Open Access to History @ Columbia UP

Who knew? Columbia made a previously subscription-only history book project open access. Maybe Harvard’s news, and the press it generated, led them to tell us about it. From today’s Chron (subscription required, no pun intended):

Without much fanfare, Columbia University Press has radically restructured Gutenberg-e, its high-profile experiment with digital history monographs, from a subscription-only series to an open-access model. The 36 titles will also be available—in somewhat different form, and enhanced with related scholarship—through Humanities E-Book, a subscription-only collection of digital versions of humanities monographs administered by the American Council of Learned Societies, or ACLS.

The Columbia press has been quietly making the monographs freely available since late fall, but the association announced the news on its blog only this month. Gutenberg-e’s switch to open access highlights some of the financial and logistical difficulties that can hamper attempts to establish a viable e-monograph series in the humanities—not that many have yet tried.
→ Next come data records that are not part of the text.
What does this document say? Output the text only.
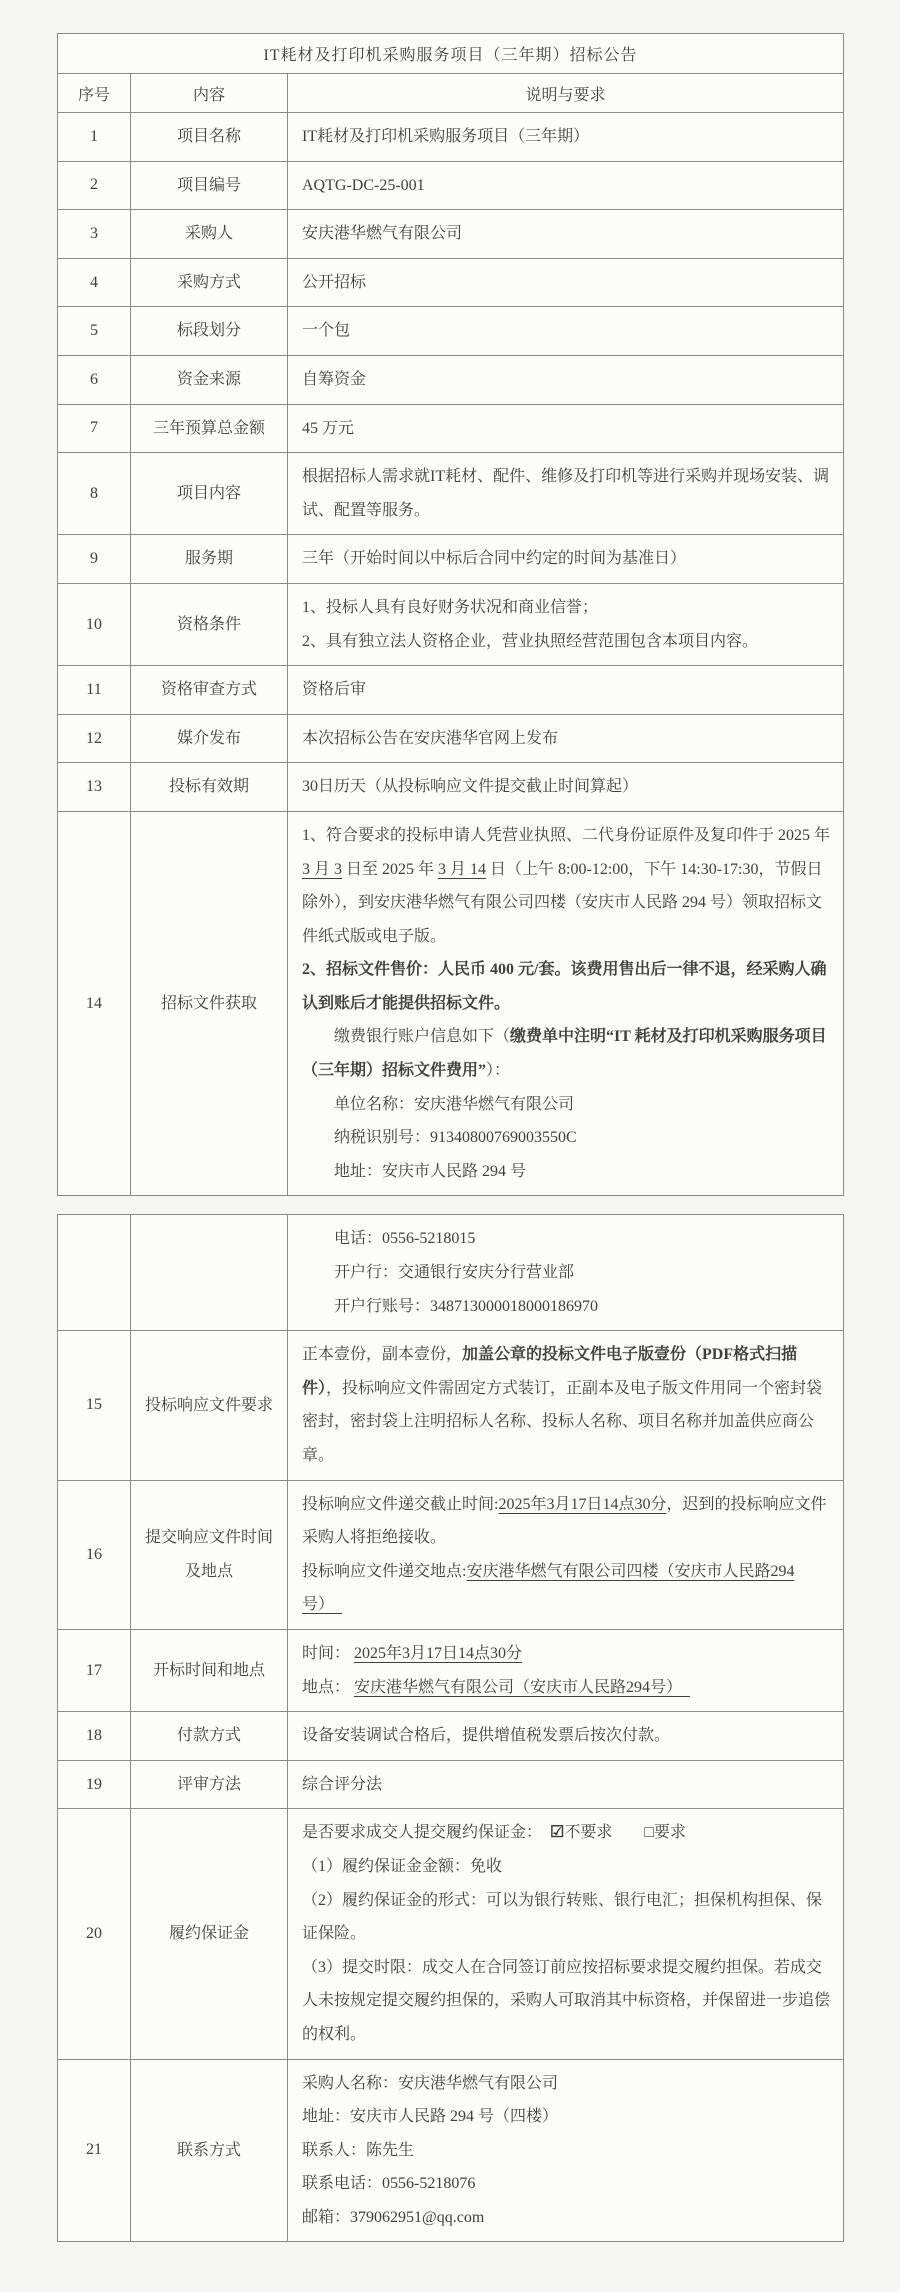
IT耗材及打印机采购服务项目（三年期）招标公告		
序号	内容	说明与要求
1	项目名称	IT耗材及打印机采购服务项目（三年期）

2	项目编号	AQTG-DC-25-001

3	采购人	安庆港华燃气有限公司

4	采购方式	公开招标

5	标段划分	一个包

6	资金来源	自筹资金

7	三年预算总金额	45 万元

8	项目内容	根据招标人需求就IT耗材、配件、维修及打印机等进行采购并现场安装、调试、配置等服务。

9	服务期	三年（开始时间以中标后合同中约定的时间为基准日）

10	资格条件	1、投标人具有良好财务状况和商业信誉；

2、具有独立法人资格企业，营业执照经营范围包含本项目内容。

11	资格审查方式	资格后审

12	媒介发布	本次招标公告在安庆港华官网上发布

13	投标有效期	30日历天（从投标响应文件提交截止时间算起）

14	招标文件获取	

1、符合要求的投标申请人凭营业执照、二代身份证原件及复印件于 2025 年 3 月 3 日至 2025 年 3 月 14 日（上午 8:00-12:00，下午 14:30-17:30，节假日除外），到安庆港华燃气有限公司四楼（安庆市人民路 294 号）领取招标文件纸式版或电子版。

2、招标文件售价：人民币 400 元/套。该费用售出后一律不退，经采购人确认到账后才能提供招标文件。

缴费银行账户信息如下（缴费单中注明“IT 耗材及打印机采购服务项目（三年期）招标文件费用”）：

单位名称：安庆港华燃气有限公司

纳税识别号：91340800769003550C

地址：安庆市人民路 294 号

		电话：0556-5218015

开户行：交通银行安庆分行营业部

开户行账号：348713000018000186970

15	投标响应文件要求	正本壹份，副本壹份，加盖公章的投标文件电子版壹份（PDF格式扫描件），投标响应文件需固定方式装订，正副本及电子版文件用同一个密封袋密封，密封袋上注明招标人名称、投标人名称、项目名称并加盖供应商公章。

16	提交响应文件时间及地点	投标响应文件递交截止时间:2025年3月17日14点30分，迟到的投标响应文件采购人将拒绝接收。

投标响应文件递交地点:安庆港华燃气有限公司四楼（安庆市人民路294号）

17	开标时间和地点	时间： 2025年3月17日14点30分

地点： 安庆港华燃气有限公司（安庆市人民路294号）

18	付款方式	设备安装调试合格后，提供增值税发票后按次付款。

19	评审方法	综合评分法

20	履约保证金	是否要求成交人提交履约保证金：　☑不要求　　□要求

（1）履约保证金金额：免收

（2）履约保证金的形式：可以为银行转账、银行电汇；担保机构担保、保证保险。

（3）提交时限：成交人在合同签订前应按招标要求提交履约担保。若成交人未按规定提交履约担保的，采购人可取消其中标资格，并保留进一步追偿的权利。

21	联系方式	采购人名称：安庆港华燃气有限公司

地址：安庆市人民路 294 号（四楼）

联系人：陈先生

联系电话：0556-5218076

邮箱：379062951@qq.com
Turns out making enhanced digital versions cost quite a bit of money, and those expenses were not made up for by savings in traditional printing and shipping. Scholars, too, preferred to shop their projects for publication as books. Permissions and marketing also have different challenges – securing permission to reproduce an image or passage in a book is much easier than for digital distribution.

There will still be an enhanced subscription-based version of the books. I don’t know the details of this, but I’m growing a little weary of libraries paying for special versions while the great unwashed who aren’t affiliated with an institution that can afford it are stuck with a free budget version. Why the duplication of effort? We’re deliberately creating our own digital divide. But that’s the subject of another post.